A Pau, par un temps gris et orageux et sur une piste humide, se déroule la dernière épreuve de vitesse. Trintignant et Consten sortent vainqueurs de leur catégorie respective. Trintignant ne doit sa victoire qu’au geste « élégant » de Gendebien. Ayant pris un demi tour d’avance, Gendebien s’arrête à proximité de la ligne d’arrivée pour permettre à Trintignant de la franchir en premier, sachant que ce geste pourrait effacer son comportement « douteux » du circuit de Charade où il empêcha par tous les moyens que Trintignant, pourtant plus rapide, le dépasse.. Sachant aussi que ce geste ne pouvait pas influencer le classement final : pas folle la guêpe !

On notera l’excellente prestation des Dyna Panhard en Tourisme avec quatre classées sur sept au départ. Quant on sait que seulement 37 sur 113 véhicules terminent on mesure l’exploit et la fiabilité de notre marque préférée !

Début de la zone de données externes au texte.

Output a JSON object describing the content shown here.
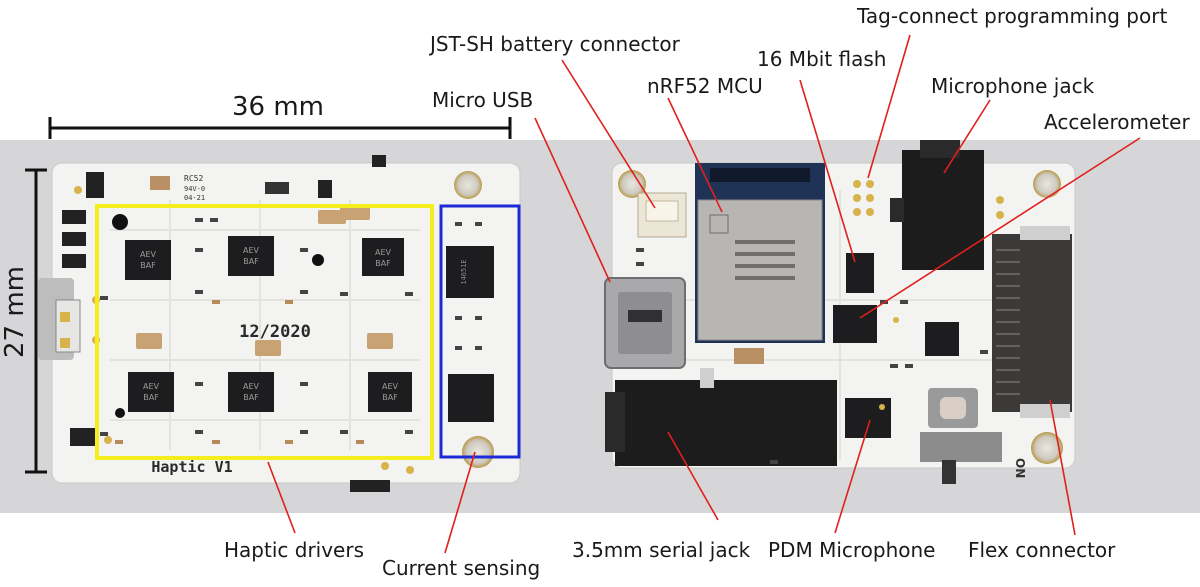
{
  "labels": {
    "width_dim": "36 mm",
    "height_dim": "27 mm",
    "micro_usb": "Micro USB",
    "jst": "JST-SH battery connector",
    "mcu": "nRF52 MCU",
    "flash": "16 Mbit flash",
    "tag_connect": "Tag-connect programming port",
    "mic_jack": "Microphone jack",
    "accel": "Accelerometer",
    "haptic_drivers": "Haptic drivers",
    "current_sensing": "Current sensing",
    "serial_jack": "3.5mm serial jack",
    "pdm_mic": "PDM Microphone",
    "flex": "Flex connector"
  },
  "board_marks": {
    "date": "12/2020",
    "name": "Haptic V1",
    "rc_code": "RC52",
    "rc_sub": "94V-0",
    "rc_sub2": "04-21",
    "chip_code_1": "AEV",
    "chip_code_2": "BAF",
    "on_mark": "ON"
  },
  "colors": {
    "background_strip": "#d9d9db",
    "board_white": "#f4f4f2",
    "yellow_box": "#f5ee1e",
    "blue_box": "#1c2bd6",
    "leader_red": "#e0201c",
    "chip_black": "#1d1d1f",
    "pad_gold": "#d8b24a"
  }
}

Comme ici la meilleure des Z1 : celle de St Auban-Queffeleant

Si Maurice Trintignant est récompensé par le « prix orange » du pilote le plus agréable et le plus courtois (ça ne m’étonne pas pour l’avoir côtoyé pendant 10 jours lors d’un Rétromobile !), le prix de la malchance aurait du aller, s’il avait existé un, à l’équipage Justamond-Tassoul sur DB HBR5. Ces derniers ont connu les pires malheurs : crevaison, panne de dynamo, sortie de route, panne d’essence, erreur d’itinéraire, cheval qui leur a barré la route dans le Tourmalet et un accrochage avec un touriste… Ouf !

Autre malchanceux dans nos rangs, Vinatier-Masson sur Panhard Monopole, dont l’essieu arrière se brise à quelques kilomètres de l’arrivée.

Mais notre grande satisfaction sera la première place à l’indice GT de Gérard Laureau sur sa camionnette DB qui avait assuré depuis sa course sur le circuit du Mans une avance substantielle qui le mettait à l’abri de tout retour.